Le 22 janvier 2026 à Addis-Abeba, le ministre allemand des Affaires étrangères, Johann Wadephul, a confirmé le partenariat stratégique solide avec l’Union africaine, basé sur le multilatéralisme et la paix/sécurité, et a annoncé un engagement financier de 88 millions d’euros pour 2026-2027 en soutien aux priorités continentales. Cette annonce fait suite à une visite au Kenya, renforçant la coopération bilatérale.
À Addis-Abeba, le ministre allemand des Affaires étrangères, Johann Wadephul, a réaffirmé le 22 janvier 2026 la solidité du partenariat stratégique avec l’Union africaine, fondé sur des valeurs communes dont le multilatéralisme, la paix, la sécurité, les droits humains et le développement durable. Berlin a annoncé un financement de 88 millions d’euros pour 2026–2027 afin de soutenir les priorités africaines : paix, sécurité, bonne gouvernance, migrations, sécurité sanitaire, ZLECAf, AU Border Programme et AFRIPOL.

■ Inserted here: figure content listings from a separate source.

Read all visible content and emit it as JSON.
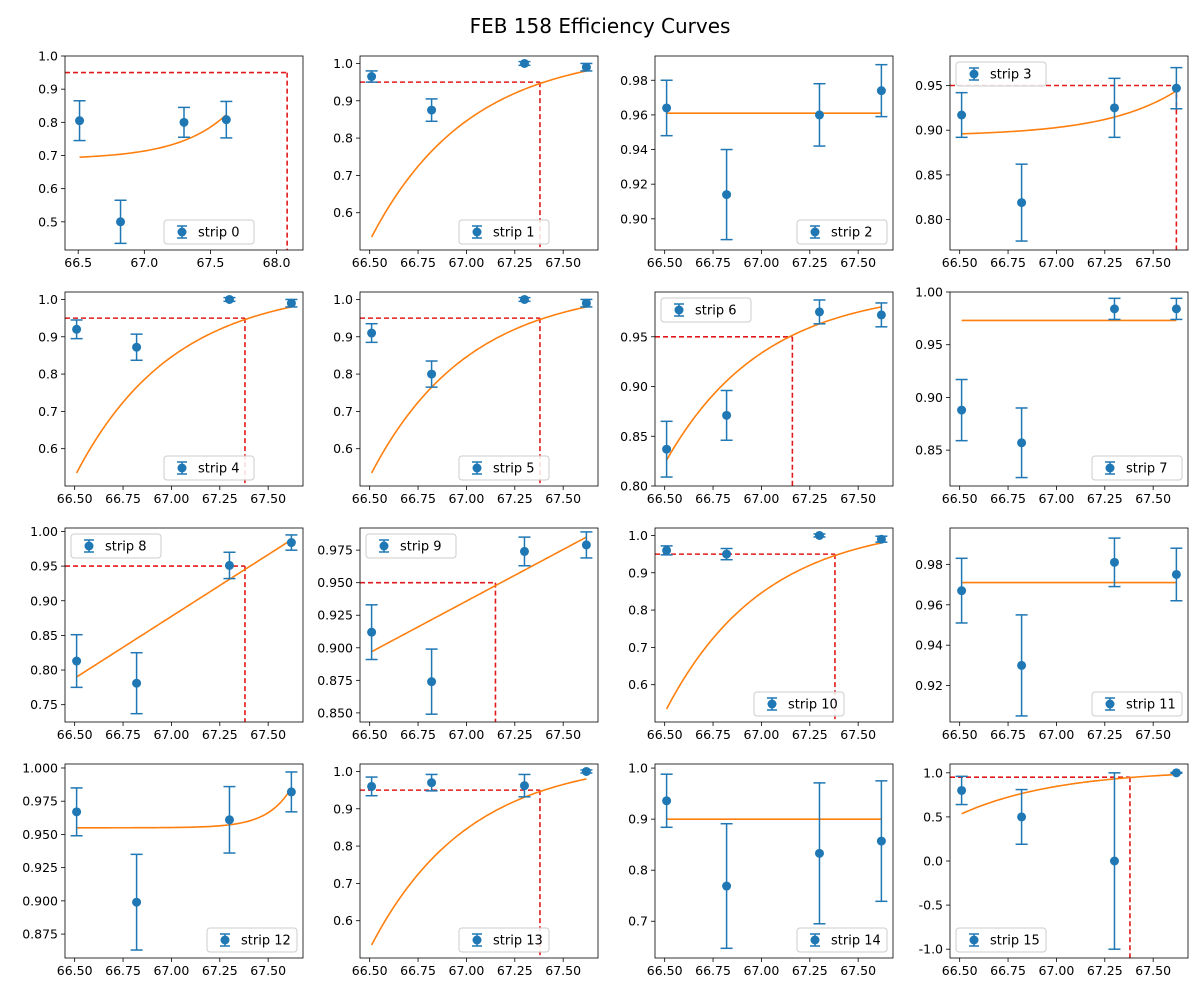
{
  "title": "FEB 158 Efficiency Curves",
  "colors": {
    "points": "#1f77b4",
    "fit": "#ff7f0e",
    "threshold": "#e31a1c",
    "axis": "#000000"
  },
  "chart_data": [
    {
      "type": "scatter",
      "legend": "strip 0",
      "legend_loc": "lower-center",
      "x": [
        66.51,
        66.82,
        67.3,
        67.62
      ],
      "y": [
        0.805,
        0.5,
        0.8,
        0.808
      ],
      "yerr": [
        0.06,
        0.065,
        0.045,
        0.055
      ],
      "fit_x": [
        66.51,
        67.62
      ],
      "fit_y": [
        0.695,
        0.823
      ],
      "fit_shape": "convex-rising",
      "threshold": {
        "x": 68.08,
        "y": 0.95
      },
      "xlim": [
        66.4,
        68.2
      ],
      "ylim": [
        0.415,
        1.0
      ],
      "xticks": [
        "66.5",
        "67.0",
        "67.5",
        "68.0"
      ],
      "yticks": [
        "0.5",
        "0.6",
        "0.7",
        "0.8",
        "0.9",
        "1.0"
      ]
    },
    {
      "type": "scatter",
      "legend": "strip 1",
      "legend_loc": "lower-center",
      "x": [
        66.51,
        66.82,
        67.3,
        67.62
      ],
      "y": [
        0.965,
        0.875,
        1.0,
        0.99
      ],
      "yerr": [
        0.015,
        0.03,
        0.005,
        0.01
      ],
      "fit_x": [
        66.51,
        67.62
      ],
      "fit_y": [
        0.535,
        0.98
      ],
      "fit_shape": "saturating",
      "threshold": {
        "x": 67.38,
        "y": 0.95
      },
      "xlim": [
        66.45,
        67.68
      ],
      "ylim": [
        0.5,
        1.02
      ],
      "xticks": [
        "66.50",
        "66.75",
        "67.00",
        "67.25",
        "67.50"
      ],
      "yticks": [
        "0.6",
        "0.7",
        "0.8",
        "0.9",
        "1.0"
      ]
    },
    {
      "type": "scatter",
      "legend": "strip 2",
      "legend_loc": "lower-right",
      "x": [
        66.51,
        66.82,
        67.3,
        67.62
      ],
      "y": [
        0.964,
        0.914,
        0.96,
        0.974
      ],
      "yerr": [
        0.016,
        0.026,
        0.018,
        0.015
      ],
      "fit_x": [
        66.51,
        67.62
      ],
      "fit_y": [
        0.961,
        0.961
      ],
      "fit_shape": "flat",
      "threshold": null,
      "xlim": [
        66.45,
        67.68
      ],
      "ylim": [
        0.882,
        0.994
      ],
      "xticks": [
        "66.50",
        "66.75",
        "67.00",
        "67.25",
        "67.50"
      ],
      "yticks": [
        "0.90",
        "0.92",
        "0.94",
        "0.96",
        "0.98"
      ]
    },
    {
      "type": "scatter",
      "legend": "strip 3",
      "legend_loc": "upper-left",
      "x": [
        66.51,
        66.82,
        67.3,
        67.62
      ],
      "y": [
        0.917,
        0.819,
        0.925,
        0.947
      ],
      "yerr": [
        0.025,
        0.043,
        0.033,
        0.023
      ],
      "fit_x": [
        66.51,
        67.62
      ],
      "fit_y": [
        0.896,
        0.944
      ],
      "fit_shape": "convex-rising",
      "threshold": {
        "x": 67.62,
        "y": 0.95
      },
      "xlim": [
        66.45,
        67.68
      ],
      "ylim": [
        0.766,
        0.983
      ],
      "xticks": [
        "66.50",
        "66.75",
        "67.00",
        "67.25",
        "67.50"
      ],
      "yticks": [
        "0.80",
        "0.85",
        "0.90",
        "0.95"
      ]
    },
    {
      "type": "scatter",
      "legend": "strip 4",
      "legend_loc": "lower-center",
      "x": [
        66.51,
        66.82,
        67.3,
        67.62
      ],
      "y": [
        0.92,
        0.872,
        1.0,
        0.99
      ],
      "yerr": [
        0.025,
        0.035,
        0.005,
        0.01
      ],
      "fit_x": [
        66.51,
        67.62
      ],
      "fit_y": [
        0.535,
        0.98
      ],
      "fit_shape": "saturating",
      "threshold": {
        "x": 67.38,
        "y": 0.95
      },
      "xlim": [
        66.45,
        67.68
      ],
      "ylim": [
        0.5,
        1.02
      ],
      "xticks": [
        "66.50",
        "66.75",
        "67.00",
        "67.25",
        "67.50"
      ],
      "yticks": [
        "0.6",
        "0.7",
        "0.8",
        "0.9",
        "1.0"
      ]
    },
    {
      "type": "scatter",
      "legend": "strip 5",
      "legend_loc": "lower-center",
      "x": [
        66.51,
        66.82,
        67.3,
        67.62
      ],
      "y": [
        0.91,
        0.8,
        1.0,
        0.99
      ],
      "yerr": [
        0.025,
        0.035,
        0.005,
        0.01
      ],
      "fit_x": [
        66.51,
        67.62
      ],
      "fit_y": [
        0.535,
        0.98
      ],
      "fit_shape": "saturating",
      "threshold": {
        "x": 67.38,
        "y": 0.95
      },
      "xlim": [
        66.45,
        67.68
      ],
      "ylim": [
        0.5,
        1.02
      ],
      "xticks": [
        "66.50",
        "66.75",
        "67.00",
        "67.25",
        "67.50"
      ],
      "yticks": [
        "0.6",
        "0.7",
        "0.8",
        "0.9",
        "1.0"
      ]
    },
    {
      "type": "scatter",
      "legend": "strip 6",
      "legend_loc": "upper-left",
      "x": [
        66.51,
        66.82,
        67.3,
        67.62
      ],
      "y": [
        0.837,
        0.871,
        0.975,
        0.972
      ],
      "yerr": [
        0.028,
        0.025,
        0.012,
        0.012
      ],
      "fit_x": [
        66.51,
        67.62
      ],
      "fit_y": [
        0.826,
        0.98
      ],
      "fit_shape": "saturating",
      "threshold": {
        "x": 67.16,
        "y": 0.95
      },
      "xlim": [
        66.45,
        67.68
      ],
      "ylim": [
        0.8,
        0.995
      ],
      "xticks": [
        "66.50",
        "66.75",
        "67.00",
        "67.25",
        "67.50"
      ],
      "yticks": [
        "0.80",
        "0.85",
        "0.90",
        "0.95"
      ]
    },
    {
      "type": "scatter",
      "legend": "strip 7",
      "legend_loc": "lower-right",
      "x": [
        66.51,
        66.82,
        67.3,
        67.62
      ],
      "y": [
        0.888,
        0.857,
        0.984,
        0.984
      ],
      "yerr": [
        0.029,
        0.033,
        0.01,
        0.01
      ],
      "fit_x": [
        66.51,
        67.62
      ],
      "fit_y": [
        0.973,
        0.973
      ],
      "fit_shape": "flat",
      "threshold": null,
      "xlim": [
        66.45,
        67.68
      ],
      "ylim": [
        0.816,
        1.0
      ],
      "xticks": [
        "66.50",
        "66.75",
        "67.00",
        "67.25",
        "67.50"
      ],
      "yticks": [
        "0.85",
        "0.90",
        "0.95",
        "1.00"
      ]
    },
    {
      "type": "scatter",
      "legend": "strip 8",
      "legend_loc": "upper-left",
      "x": [
        66.51,
        66.82,
        67.3,
        67.62
      ],
      "y": [
        0.813,
        0.781,
        0.951,
        0.984
      ],
      "yerr": [
        0.038,
        0.044,
        0.019,
        0.011
      ],
      "fit_x": [
        66.51,
        67.62
      ],
      "fit_y": [
        0.79,
        0.988
      ],
      "fit_shape": "linear",
      "threshold": {
        "x": 67.38,
        "y": 0.95
      },
      "xlim": [
        66.45,
        67.68
      ],
      "ylim": [
        0.725,
        1.005
      ],
      "xticks": [
        "66.50",
        "66.75",
        "67.00",
        "67.25",
        "67.50"
      ],
      "yticks": [
        "0.75",
        "0.80",
        "0.85",
        "0.90",
        "0.95",
        "1.00"
      ]
    },
    {
      "type": "scatter",
      "legend": "strip 9",
      "legend_loc": "upper-left",
      "x": [
        66.51,
        66.82,
        67.3,
        67.62
      ],
      "y": [
        0.912,
        0.874,
        0.974,
        0.979
      ],
      "yerr": [
        0.021,
        0.025,
        0.011,
        0.01
      ],
      "fit_x": [
        66.51,
        67.62
      ],
      "fit_y": [
        0.897,
        0.985
      ],
      "fit_shape": "linear",
      "threshold": {
        "x": 67.15,
        "y": 0.95
      },
      "xlim": [
        66.45,
        67.68
      ],
      "ylim": [
        0.843,
        0.992
      ],
      "xticks": [
        "66.50",
        "66.75",
        "67.00",
        "67.25",
        "67.50"
      ],
      "yticks": [
        "0.850",
        "0.875",
        "0.900",
        "0.925",
        "0.950",
        "0.975"
      ]
    },
    {
      "type": "scatter",
      "legend": "strip 10",
      "legend_loc": "lower-center",
      "x": [
        66.51,
        66.82,
        67.3,
        67.62
      ],
      "y": [
        0.96,
        0.95,
        1.0,
        0.99
      ],
      "yerr": [
        0.012,
        0.015,
        0.004,
        0.008
      ],
      "fit_x": [
        66.51,
        67.62
      ],
      "fit_y": [
        0.535,
        0.98
      ],
      "fit_shape": "saturating",
      "threshold": {
        "x": 67.38,
        "y": 0.95
      },
      "xlim": [
        66.45,
        67.68
      ],
      "ylim": [
        0.5,
        1.02
      ],
      "xticks": [
        "66.50",
        "66.75",
        "67.00",
        "67.25",
        "67.50"
      ],
      "yticks": [
        "0.6",
        "0.7",
        "0.8",
        "0.9",
        "1.0"
      ]
    },
    {
      "type": "scatter",
      "legend": "strip 11",
      "legend_loc": "lower-right",
      "x": [
        66.51,
        66.82,
        67.3,
        67.62
      ],
      "y": [
        0.967,
        0.93,
        0.981,
        0.975
      ],
      "yerr": [
        0.016,
        0.025,
        0.012,
        0.013
      ],
      "fit_x": [
        66.51,
        67.62
      ],
      "fit_y": [
        0.971,
        0.971
      ],
      "fit_shape": "flat",
      "threshold": null,
      "xlim": [
        66.45,
        67.68
      ],
      "ylim": [
        0.902,
        0.998
      ],
      "xticks": [
        "66.50",
        "66.75",
        "67.00",
        "67.25",
        "67.50"
      ],
      "yticks": [
        "0.92",
        "0.94",
        "0.96",
        "0.98"
      ]
    },
    {
      "type": "scatter",
      "legend": "strip 12",
      "legend_loc": "lower-right",
      "x": [
        66.51,
        66.82,
        67.3,
        67.62
      ],
      "y": [
        0.967,
        0.899,
        0.961,
        0.982
      ],
      "yerr": [
        0.018,
        0.036,
        0.025,
        0.015
      ],
      "fit_x": [
        66.51,
        67.62
      ],
      "fit_y": [
        0.955,
        0.985
      ],
      "fit_shape": "late-rise",
      "threshold": null,
      "xlim": [
        66.45,
        67.68
      ],
      "ylim": [
        0.857,
        1.003
      ],
      "xticks": [
        "66.50",
        "66.75",
        "67.00",
        "67.25",
        "67.50"
      ],
      "yticks": [
        "0.875",
        "0.900",
        "0.925",
        "0.950",
        "0.975",
        "1.000"
      ]
    },
    {
      "type": "scatter",
      "legend": "strip 13",
      "legend_loc": "lower-center",
      "x": [
        66.51,
        66.82,
        67.3,
        67.62
      ],
      "y": [
        0.96,
        0.97,
        0.962,
        1.0
      ],
      "yerr": [
        0.025,
        0.022,
        0.03,
        0.004
      ],
      "fit_x": [
        66.51,
        67.62
      ],
      "fit_y": [
        0.535,
        0.98
      ],
      "fit_shape": "saturating",
      "threshold": {
        "x": 67.38,
        "y": 0.95
      },
      "xlim": [
        66.45,
        67.68
      ],
      "ylim": [
        0.5,
        1.02
      ],
      "xticks": [
        "66.50",
        "66.75",
        "67.00",
        "67.25",
        "67.50"
      ],
      "yticks": [
        "0.6",
        "0.7",
        "0.8",
        "0.9",
        "1.0"
      ]
    },
    {
      "type": "scatter",
      "legend": "strip 14",
      "legend_loc": "lower-right",
      "x": [
        66.51,
        66.82,
        67.3,
        67.62
      ],
      "y": [
        0.936,
        0.769,
        0.833,
        0.857
      ],
      "yerr": [
        0.052,
        0.122,
        0.138,
        0.118
      ],
      "fit_x": [
        66.51,
        67.62
      ],
      "fit_y": [
        0.9,
        0.9
      ],
      "fit_shape": "flat",
      "threshold": null,
      "xlim": [
        66.45,
        67.68
      ],
      "ylim": [
        0.628,
        1.008
      ],
      "xticks": [
        "66.50",
        "66.75",
        "67.00",
        "67.25",
        "67.50"
      ],
      "yticks": [
        "0.7",
        "0.8",
        "0.9",
        "1.0"
      ]
    },
    {
      "type": "scatter",
      "legend": "strip 15",
      "legend_loc": "lower-left",
      "x": [
        66.51,
        66.82,
        67.3,
        67.62
      ],
      "y": [
        0.8,
        0.5,
        0.0,
        1.0
      ],
      "yerr": [
        0.16,
        0.31,
        1.0,
        0.005
      ],
      "fit_x": [
        66.51,
        67.62
      ],
      "fit_y": [
        0.535,
        0.98
      ],
      "fit_shape": "saturating",
      "threshold": {
        "x": 67.38,
        "y": 0.95
      },
      "xlim": [
        66.45,
        67.68
      ],
      "ylim": [
        -1.1,
        1.1
      ],
      "xticks": [
        "66.50",
        "66.75",
        "67.00",
        "67.25",
        "67.50"
      ],
      "yticks": [
        "-1.0",
        "-0.5",
        "0.0",
        "0.5",
        "1.0"
      ]
    }
  ]
}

La Commission de l’Union africaine apprécie ses relations avec le gouvernement fédéral allemand, et je voudrais également saisir cette occasion pour saluer le rôle moteur joué par l’Allemagne dans la prise de décisions au niveau mondial. Nous savons tous que l’ordre international est en train d’être bouleversé. Cela crée un sentiment d’incertitude et d’imprévisibilité pour l’avenir, ce qui n’est certainement pas utile et ne nous permet pas de planifier correctement la mise en œuvre complète de notre programme de paix et de développement. Espérons que la raison et la sagesse l’emporteront sur les décisions imprudentes et perturbatrices qui ont des répercussions mondiales.
Mahamoud Ali Youssouf, Président de la Commission de l’Union africaine – Djibouti
Johann Wadephul a effectué une tournée africaine de deux jours (Kenya et Éthiopie) pour renforcer le dialogue euro-africain. À Nairobi, il a rencontré le président William Ruto et visité le Humanitarian Peace Support School, saluant la coopération germano-kényane en matière de formation et de maintien de la paix. Des discussions sur un accord de coopération en matière de défense sont en cours.

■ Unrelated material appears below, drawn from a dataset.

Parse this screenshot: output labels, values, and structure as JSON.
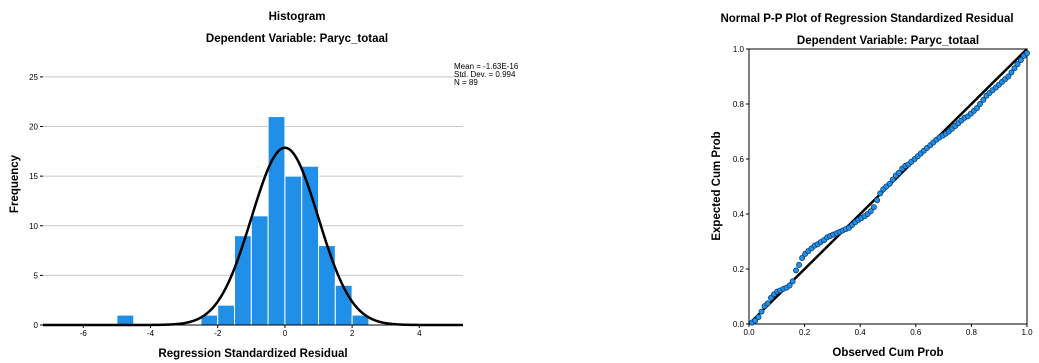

Nous sommes également conscients que des progrès en matière de coopération en matière de retour sont essentiels. À cet égard, nous estimons qu’il existe encore une marge d’amélioration. Nous continuerons donc à plaider vigoureusement en faveur d’une coopération efficace. Je suis convaincu que grâce à cet effort commun, nous serons en mesure de mettre en place un partenariat durable et fructueux dans le domaine de la migration et de la mobilité.
Johann Wadephul, Ministre des Affaires étrangères – Allemagne
À Addis-Abeba, les discussions ont également abordé les défis sécuritaires régionaux, notamment dans les Grands Lacs et au Soudan, où les hostilités ont des conséquences humanitaires graves. Le président de la Commission de l’UA et le ministre allemand ont réclamé un cessez-le-feu immédiat, un dialogue inclusif et la protection des civils, insistant sur le rôle central des organisations africaines dans la prévention et la gestion des conflits.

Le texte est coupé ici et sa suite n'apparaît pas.